- Born: 1867 Clitheroe
- Died: 1960 (aged 92–93) Eastbourne
- Occupation: nurse
- Employer: Birmingham General Hospital General Nursing Council
- Organization: Royal College of Nursing
- Known for: Being Chair of the General Nursing Council for England and Wales
- Honours: DBE, RRC

= Ellen Musson =

British nurse (1867 – 1960)

Dame Ellen Musson

Dame Ellen Mary Musson, (11 August 1867 – 7 November 1960) was Chair of the General Nursing Council for England and Wales. Her nursing career began in 1898. She served prominently at St Bartholomew's Hospital, West Smithfield, London.

==Biography==
Musson was raised in Clitheroe, Lancashire. Her father, William Edward Musson, was a surgeon, trained at St Thomas' Hospital. She decided, aged 27, to train as a nurse. She started her training on 1 February 1895 at St Bartholomew's, completing in 1898 with that year's highest marks as their gold medallist. She worked as night superintendent and sister before being promoted in 1906 to assistant matron at St Bartholomew's, where she was an active member of the League of St. Bartholomew’s Nurses.

By 1908 Musson was matron at the Swansea General and Eye Hospital, a post she held for three years, where she actively supported the campaign for the eventual Nurses Registration Act 1919. This included co-signing a published letter of support alongside women's campaigners such as Clementina Black, Charlotte Carmichael Stopes and Millicent Fawcett and leading nurses such as Sidney Browne, Annie Warren Gill and Ethel Gordon Fenwick

In December 1908 Musson was appointed matron of Birmingham General Hospital. Musson was the twenty-sixth nurse to be registered with the General Nursing Council in September 1921. Her commitment to furthering the nursing profession included holding the position of Treasurer, International Council of Nurses from 1929 to 1947.

She spent the next two decades working to improve the status of nursing with the College of Nursing and the General Nursing Council.

==Territorial Force Nursing Service==
Musson joined the Territorial Force Nursing Service (TFNS) when it was established in 1908, and served as principal matron from 1915 to 1918 during the First World War. The TFNS was the nursing wing of the Territorial Army, it consisted of civilian nurses who would provide a reserve of trained nurses for the army, in the event of war. Under the organisation of the TFNS, the country was divided into six regions, and Musson was appointed one of the two matrons for the Birmingham Region. Like other matrons in the TFNS, she encouraged her nurses to join.

==Representation on Committees==
Musson was a founder member of the Royal College of Nursing, the sixth member on the register, joining in 1916. She served as a Council Member from 1916 to 1939; as Honorary Treasurer from 1939 to 1949; and as Vice-President from 1950 to 1960.
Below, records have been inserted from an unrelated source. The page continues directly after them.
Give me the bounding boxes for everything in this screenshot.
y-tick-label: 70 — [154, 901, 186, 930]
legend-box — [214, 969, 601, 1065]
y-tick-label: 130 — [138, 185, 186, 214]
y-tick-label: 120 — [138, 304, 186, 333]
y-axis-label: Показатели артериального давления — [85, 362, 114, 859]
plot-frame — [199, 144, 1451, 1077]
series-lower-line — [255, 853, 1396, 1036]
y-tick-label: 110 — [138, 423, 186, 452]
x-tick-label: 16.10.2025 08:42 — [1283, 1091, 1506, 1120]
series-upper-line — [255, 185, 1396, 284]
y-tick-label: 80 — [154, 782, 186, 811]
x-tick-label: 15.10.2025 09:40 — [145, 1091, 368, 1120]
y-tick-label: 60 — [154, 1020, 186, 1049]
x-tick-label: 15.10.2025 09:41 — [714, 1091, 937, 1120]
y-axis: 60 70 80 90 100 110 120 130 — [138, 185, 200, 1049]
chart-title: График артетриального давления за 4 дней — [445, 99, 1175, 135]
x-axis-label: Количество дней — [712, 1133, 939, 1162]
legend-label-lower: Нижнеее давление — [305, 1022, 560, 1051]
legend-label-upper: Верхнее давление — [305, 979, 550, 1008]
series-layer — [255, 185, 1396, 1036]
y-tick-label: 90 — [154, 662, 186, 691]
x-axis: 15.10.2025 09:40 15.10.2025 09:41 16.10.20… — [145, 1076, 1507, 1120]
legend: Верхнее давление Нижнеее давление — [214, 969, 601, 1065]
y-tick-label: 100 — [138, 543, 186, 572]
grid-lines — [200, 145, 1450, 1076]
Musson was the first nurse to act as Chair of the General Nursing Council from 1926 to 1943. In 1937 Musson sat on the Inter-Departmental Committee on Nursing Services (Athlone Report), and in 1945 she became president for one year of the National Council of Nurses of Great Britain and Northern Ireland when their work was revived post-war.

==Honours==
- In 1916 Musson was awarded the Royal Red Cross (RRC)
- In 1928 Musson was appointed a Commander of the Order of the British Empire (CBE)
- In 1932, Musson received an Honorary LL.D from the University of Leeds
- In 1939, Musson was appointed a Dame Commander of the Order of the British Empire (DBE)
- In 1939, Musson was awarded the Florence Nightingale Medal, a medal awarded by the International Red Cross Society biennially in recognition of outstanding service to the nursing profession

==Death==
Dame Ellen Musson died in Eastbourne, Sussex, on 7 November 1960, aged 93.